Autre exemple de transformation de même nature : le mélange de deux liquides (de l’eau
et de l’encre) par un processus de goutte à goutte.
Pourquoi la détente de Joule Gay-Lussac, même à vitesse très lente, reste irréversible ?
Appelons M la masse de la paroi mobile par intermittence qui permet la détente du gaz.
Dans la détente dV le gaz fournit de l’énergie à l’extérieur (à la paroi) et se refroidit. La
paroi gagne donc une énergie cinétique d(1/2Mv2) = +pdV. Dans l’étape suivante, lorsque
le volume a augmenté de dV la paroi est stoppée et son énergie cinétique (ordonnée) est
convertie en énergie thermique (désordonnée) qui se redistribue entre le gaz et la paroi
(thermalisation). La détente se passant dans le vide, le système total (gaz + paroi) reste à
énergie interne constante. Que le processus se passe brusquement en une seule étape ou
lentement avec une succession d’étapes infinitésimales séparées par des temps morts
intermédiaires, il reste fondamentalement irréversible (conversion sur l’ensemble du
processus d’une quantité finie d’énergie ordonnée en énergie désordonnée).
c) L’origine de l’irréversibilité se situe à l’extérieur du système.
La notion de réversible ou irréversible s’applique clairement à une transformation dans sa
globalité. La notion de quasistatique est plutôt une propriété du système qui subit la
transformation sans référence à ce qui se passe à l’extérieur : « Au cours de la
transformation T le système évolue de façon quasistatique ». Il peut donc y avoir toutes
les causes d’irréversibilité que l’on veut à l’extérieur du système. Prenons le cas de
l’exemple 3 (chauffage par effet Joule) du paragraphe II. Le système (le fluide
homogène) évolue de façon quasistatique pour i petit. L’irréversibilité de la
transformation se situe à l’extérieur de S, au niveau de la dissipation de l’énergie
électrique en énergie thermique par effet Joule dans la résistance R. Si l’on chauffe le
système S en le mettant en contact successivement avec une série de thermostats de
températures T, T + dT, T + 2dT, etc…à la place du chauffage par effet Joule la
transformation quasistatique de départ deviendra réversible.
En conclusion, pour qu’une transformation soit réversible il faut que l’évolution du
système soit quasistatique « vraie », c’est à dire sans hystérésis.
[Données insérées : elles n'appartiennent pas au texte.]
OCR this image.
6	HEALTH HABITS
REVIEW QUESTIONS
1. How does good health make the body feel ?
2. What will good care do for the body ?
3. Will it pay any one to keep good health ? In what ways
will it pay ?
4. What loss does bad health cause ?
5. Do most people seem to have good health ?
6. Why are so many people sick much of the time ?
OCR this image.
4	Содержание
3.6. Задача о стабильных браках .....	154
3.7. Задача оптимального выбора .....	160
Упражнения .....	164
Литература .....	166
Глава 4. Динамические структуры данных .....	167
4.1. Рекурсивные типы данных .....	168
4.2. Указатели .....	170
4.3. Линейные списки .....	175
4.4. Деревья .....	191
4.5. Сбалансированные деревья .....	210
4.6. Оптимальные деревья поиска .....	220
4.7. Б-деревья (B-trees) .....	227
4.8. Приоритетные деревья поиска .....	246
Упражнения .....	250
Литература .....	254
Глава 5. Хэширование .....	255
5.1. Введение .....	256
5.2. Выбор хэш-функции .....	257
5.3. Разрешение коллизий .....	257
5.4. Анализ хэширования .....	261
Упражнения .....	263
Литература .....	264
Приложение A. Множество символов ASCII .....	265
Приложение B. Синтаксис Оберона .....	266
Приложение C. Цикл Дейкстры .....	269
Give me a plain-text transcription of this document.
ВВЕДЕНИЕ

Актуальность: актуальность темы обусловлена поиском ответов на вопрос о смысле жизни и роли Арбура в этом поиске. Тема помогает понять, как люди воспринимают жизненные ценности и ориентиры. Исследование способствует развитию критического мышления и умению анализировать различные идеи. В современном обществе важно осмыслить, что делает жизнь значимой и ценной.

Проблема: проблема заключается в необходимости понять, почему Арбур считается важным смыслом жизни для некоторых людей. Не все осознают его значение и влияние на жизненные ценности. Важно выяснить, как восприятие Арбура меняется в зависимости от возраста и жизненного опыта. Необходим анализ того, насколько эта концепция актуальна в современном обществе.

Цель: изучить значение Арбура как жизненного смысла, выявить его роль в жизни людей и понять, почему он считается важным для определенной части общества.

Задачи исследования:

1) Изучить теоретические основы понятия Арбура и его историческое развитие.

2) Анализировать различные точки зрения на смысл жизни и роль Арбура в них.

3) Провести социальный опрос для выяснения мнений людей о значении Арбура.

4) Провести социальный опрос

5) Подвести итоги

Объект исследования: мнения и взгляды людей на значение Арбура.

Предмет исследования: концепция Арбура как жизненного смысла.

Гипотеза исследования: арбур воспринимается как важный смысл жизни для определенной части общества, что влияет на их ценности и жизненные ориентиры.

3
Il faut aussi que le
système soit en quasi équilibre avec l’extérieur, c’est à dire par exemple p ≅ p0 s’il y a
échange de travail mécanique donc de volume, T ≅ T0 s’il y a échange thermique donc
(on verra plus tard) d’entropie, etc….Il faut enfin qu’il n’y ait pas une autre cause
d’irréversibilité à l’extérieur, indépendamment du système proprement dit.
Si on exclut des transformations quasistatiques les situations de type a (hystérésis) et les
4
situations de type b-ii et b-iii (deséquilibre entre système et extérieur) et si on ne
s’intéresse qu’au système on peut ne pas faire de différence entre transformation
quasistatique et transformation réversible. Si au contraire on considère des bilans globaux
incluant ce qui se passe dans le système et à l’extérieur il ne faut pas confondre
transformation réversible et transformation quasistatique.
Exemples de transformations élémentaires réversibles :
–Fluide (travail mécanique) : δWrev = -pdv
–Pile électrique (travail électrique) : δWrev = Edq
–Fil élastique tendu : δWrev = Fdl
–Interface ou surface de lame mince : δWrev = AdΣ
IV) VARIABLES INTENSIVES – VARIABLES EXTENSIVES
Soit un système S en équilibre thermodynamique. On le sépare, par la pensée, en deux
sous systèmes A et B.
Définitions : Une variable d’état qui prend les mêmes valeurs pour A et pour B que pour
S sera une variable intensive. Elle est indépendante de la « taille » du système, c’est à
dire de la quantité de matière qui le constitue.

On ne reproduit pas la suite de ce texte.